B. Review of AIF regulations
In 2013, Sebi has issued norms for Alternative Investment Funds (AIFs). AIFs are a newly created class of pooled-in investment vehicles for private equity, real estate and hedge funds for change in their categories. The AIFs have been divided into three categories. The Category I AIFs includes those investing in start-ups, social ventures, SMEs etc. The Category II AIFs includes private equity funds and debt funds, which do not get any incentives or concessions from the government and do not undertake leverage or borrowing other than to meet day-today operational requirements. And the Category III includes hedge funds or funds which trade with a view to make short-term returns.

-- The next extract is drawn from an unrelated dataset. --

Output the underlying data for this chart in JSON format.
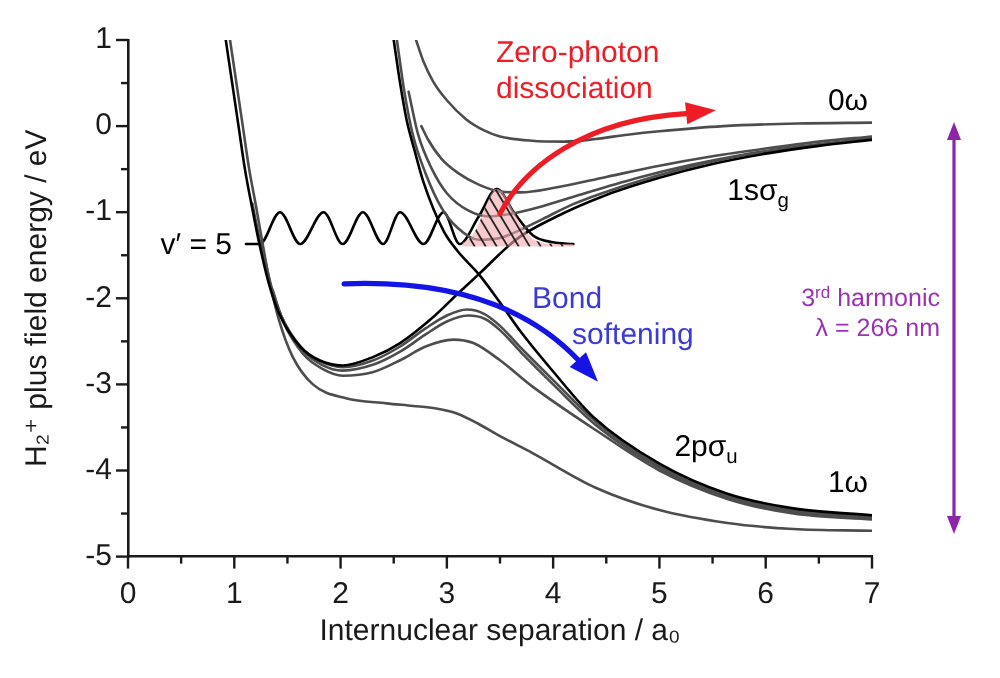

The three categories have some specification with respect to definition, use of funds, commitments, ticket size, taxation etc. AIF regulations are important and can play an important role in driving governance and compliances among fund managers. However, “flexibility” in investing needs to be left market-driven given the evolving nature of this industry. Investors in all three categories are investing risk capital so let the fund managers and the investee companies mutually decide the most suitable deal structure as permitted by the law.
C. Continuity and predictability of tax regime
All investors whether domestic or international; institution or individual do not want surprises on regulations and taxation. One niggling issue for the industry for a long time is applicability of put options. There has been ambiguity on this issue for a long time. Put option is one of the key down-side protection rights, so clarity on this issue will go a long way in boosting investor confidence.
The asset class in long-term and illiquid in nature, so the continuity in policies over a longer period of time is key to attract and keep investors invested in VC/PE. Any promise or step on this front will go a long way in building investor confidence.
The writer of this article is Hemendra Mathur, Managing Director, SEAF India Investment Advisors. He has about 18 years of experience in PE, management consulting and investment banking. He is also associated with many mentoring and incubator networks advising startups across a range of sectors. The views expressed here are personal.